There's a business-building opportunity in educating clients about the markets and showing the value of carefully constructed portfolios in volatile times: advisors are more likely to get word-of-mouth referrals from their existing clients, the best kind of referrals to receive.

Diehl makes another point about the lack of markets knowledge among investors. "There's a whole generation of clients that have never experienced a bear market" since stocks began their recovery in March 2009. That presents an opportunity for advisors to highlight the perspective and experience they bring to the client relationship.

"Once we lend perspective, we give the client confidence" that their portfolio is constructed with the understanding that bear markets can happen, he said, so proactively "communicating that strategy provides confidence, which is what people need during uncertain times."

That's why Hartford provides to advisors a tool to help show clients how even a perceived negative like market volatility can actually present investing opportunities for clients.

As for keeping clients invested according to their financial plans during a down market, Diehl said simple anecdotes can help clients frame how to put volatile market periods into perspective.

Such an anecdote highlights one of the primary benefits (and drawbacks) of the public markets: their transparency, which allows an investor to know the exact value of their portfolio at any given time. Diehl frames the anecdote this way. "What if a client was told that the value of their home declined 25% in a single day. Would their first inclination be to sell the house immediately?"
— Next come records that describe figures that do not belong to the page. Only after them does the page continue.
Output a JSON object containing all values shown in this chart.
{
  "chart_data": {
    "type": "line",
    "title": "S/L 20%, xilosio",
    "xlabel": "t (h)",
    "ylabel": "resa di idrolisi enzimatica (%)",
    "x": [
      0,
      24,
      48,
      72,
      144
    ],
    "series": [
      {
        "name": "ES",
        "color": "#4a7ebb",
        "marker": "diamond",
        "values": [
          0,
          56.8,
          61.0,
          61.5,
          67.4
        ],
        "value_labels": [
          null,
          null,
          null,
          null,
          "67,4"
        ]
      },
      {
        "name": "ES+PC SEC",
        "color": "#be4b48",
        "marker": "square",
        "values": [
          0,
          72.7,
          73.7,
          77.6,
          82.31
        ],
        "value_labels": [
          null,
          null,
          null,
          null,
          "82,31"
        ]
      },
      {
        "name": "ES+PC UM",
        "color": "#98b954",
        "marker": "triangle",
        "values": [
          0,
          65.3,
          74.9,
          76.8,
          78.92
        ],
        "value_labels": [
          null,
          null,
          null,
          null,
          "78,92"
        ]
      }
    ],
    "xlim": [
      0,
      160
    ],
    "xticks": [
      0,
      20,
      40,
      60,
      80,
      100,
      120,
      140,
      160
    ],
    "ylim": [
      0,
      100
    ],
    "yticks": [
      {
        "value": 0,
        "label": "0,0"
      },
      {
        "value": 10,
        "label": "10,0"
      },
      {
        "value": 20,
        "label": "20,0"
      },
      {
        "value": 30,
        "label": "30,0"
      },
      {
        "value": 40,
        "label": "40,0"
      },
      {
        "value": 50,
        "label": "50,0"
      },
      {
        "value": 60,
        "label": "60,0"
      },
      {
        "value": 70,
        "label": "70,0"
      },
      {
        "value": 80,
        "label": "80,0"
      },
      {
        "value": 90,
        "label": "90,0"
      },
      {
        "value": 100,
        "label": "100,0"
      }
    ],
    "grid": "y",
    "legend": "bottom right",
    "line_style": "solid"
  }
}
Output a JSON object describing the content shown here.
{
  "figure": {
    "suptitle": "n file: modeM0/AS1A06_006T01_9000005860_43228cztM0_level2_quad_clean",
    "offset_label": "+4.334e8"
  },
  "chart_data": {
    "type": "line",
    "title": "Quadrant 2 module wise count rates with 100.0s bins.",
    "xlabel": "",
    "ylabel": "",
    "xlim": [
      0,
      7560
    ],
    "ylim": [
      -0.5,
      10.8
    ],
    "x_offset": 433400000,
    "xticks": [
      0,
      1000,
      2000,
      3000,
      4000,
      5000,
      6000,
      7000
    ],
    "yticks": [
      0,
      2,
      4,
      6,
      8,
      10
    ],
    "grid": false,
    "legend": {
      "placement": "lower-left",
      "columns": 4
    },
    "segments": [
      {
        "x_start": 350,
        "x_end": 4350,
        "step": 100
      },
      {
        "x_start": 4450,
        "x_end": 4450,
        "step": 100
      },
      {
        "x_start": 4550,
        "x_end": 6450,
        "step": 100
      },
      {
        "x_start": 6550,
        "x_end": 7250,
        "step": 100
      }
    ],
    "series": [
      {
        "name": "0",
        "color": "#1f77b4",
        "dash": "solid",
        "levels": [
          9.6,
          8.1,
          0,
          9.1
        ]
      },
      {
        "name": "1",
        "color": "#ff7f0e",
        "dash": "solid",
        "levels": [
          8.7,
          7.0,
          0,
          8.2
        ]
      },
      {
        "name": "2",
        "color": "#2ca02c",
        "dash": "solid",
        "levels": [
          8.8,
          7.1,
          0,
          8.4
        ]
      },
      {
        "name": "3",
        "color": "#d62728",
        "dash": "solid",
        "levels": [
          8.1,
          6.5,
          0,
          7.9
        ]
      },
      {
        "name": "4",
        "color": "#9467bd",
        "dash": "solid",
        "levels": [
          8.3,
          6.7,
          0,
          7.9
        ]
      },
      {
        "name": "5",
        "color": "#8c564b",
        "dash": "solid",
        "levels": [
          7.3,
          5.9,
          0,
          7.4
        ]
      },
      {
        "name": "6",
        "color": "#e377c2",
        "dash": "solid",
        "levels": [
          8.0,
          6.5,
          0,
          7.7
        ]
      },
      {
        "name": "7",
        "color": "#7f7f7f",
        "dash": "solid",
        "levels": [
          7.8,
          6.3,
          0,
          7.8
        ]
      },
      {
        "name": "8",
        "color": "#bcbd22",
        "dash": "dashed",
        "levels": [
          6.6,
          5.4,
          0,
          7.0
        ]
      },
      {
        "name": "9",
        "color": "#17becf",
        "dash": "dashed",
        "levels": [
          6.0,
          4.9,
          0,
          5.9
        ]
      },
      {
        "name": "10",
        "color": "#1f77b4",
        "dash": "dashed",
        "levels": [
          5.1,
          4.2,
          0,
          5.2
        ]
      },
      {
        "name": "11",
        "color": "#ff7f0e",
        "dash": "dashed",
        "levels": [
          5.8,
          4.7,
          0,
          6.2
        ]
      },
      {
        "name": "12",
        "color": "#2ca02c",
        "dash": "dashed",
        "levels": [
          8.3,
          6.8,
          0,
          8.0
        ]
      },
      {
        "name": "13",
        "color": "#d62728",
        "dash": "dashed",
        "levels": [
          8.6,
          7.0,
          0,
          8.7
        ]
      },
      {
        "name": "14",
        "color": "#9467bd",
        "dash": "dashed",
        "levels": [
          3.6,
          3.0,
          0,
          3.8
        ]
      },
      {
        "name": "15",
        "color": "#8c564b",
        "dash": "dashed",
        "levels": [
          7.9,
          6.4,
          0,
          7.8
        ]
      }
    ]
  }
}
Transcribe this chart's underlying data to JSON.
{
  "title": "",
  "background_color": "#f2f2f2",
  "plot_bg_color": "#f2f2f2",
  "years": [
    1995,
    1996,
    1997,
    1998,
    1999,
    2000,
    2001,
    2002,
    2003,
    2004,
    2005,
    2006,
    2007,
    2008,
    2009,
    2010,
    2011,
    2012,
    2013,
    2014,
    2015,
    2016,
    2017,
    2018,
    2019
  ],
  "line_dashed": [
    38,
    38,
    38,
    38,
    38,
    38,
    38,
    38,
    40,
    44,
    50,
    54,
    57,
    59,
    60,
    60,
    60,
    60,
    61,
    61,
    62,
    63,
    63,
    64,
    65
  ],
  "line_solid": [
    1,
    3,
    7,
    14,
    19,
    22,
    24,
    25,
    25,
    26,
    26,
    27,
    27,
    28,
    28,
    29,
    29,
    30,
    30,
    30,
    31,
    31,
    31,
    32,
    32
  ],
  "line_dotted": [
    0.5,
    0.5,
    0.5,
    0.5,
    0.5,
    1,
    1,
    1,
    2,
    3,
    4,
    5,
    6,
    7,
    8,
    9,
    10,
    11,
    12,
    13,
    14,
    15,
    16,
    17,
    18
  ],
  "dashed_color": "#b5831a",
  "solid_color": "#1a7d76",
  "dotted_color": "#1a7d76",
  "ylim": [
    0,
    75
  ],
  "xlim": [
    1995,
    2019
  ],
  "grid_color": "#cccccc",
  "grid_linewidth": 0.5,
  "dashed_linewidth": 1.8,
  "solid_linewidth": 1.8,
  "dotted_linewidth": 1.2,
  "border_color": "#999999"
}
Of course the client wouldn't take that dramatic step, since most people consider their home a longer-term "investment." By the same token, they shouldn't abandon a long-term investment portfolio that's built to withstand declines and to achieve the client's individual goals.

That's not to say that there "may be signals" in a market decline that an advisor should discern to consider reallocating a portfolio, Diehl admits, but any such decision should not be based on an emotional reaction to the markets' gyrations.

Diehl concludes with the reminder that "we're humans with strong fight or flight emotions," and that the flight emotion can be heightened during difficult times like a bear market. "What we need during those times," he said, referring to advisors, "is having someone to walk us back" from that primal fear.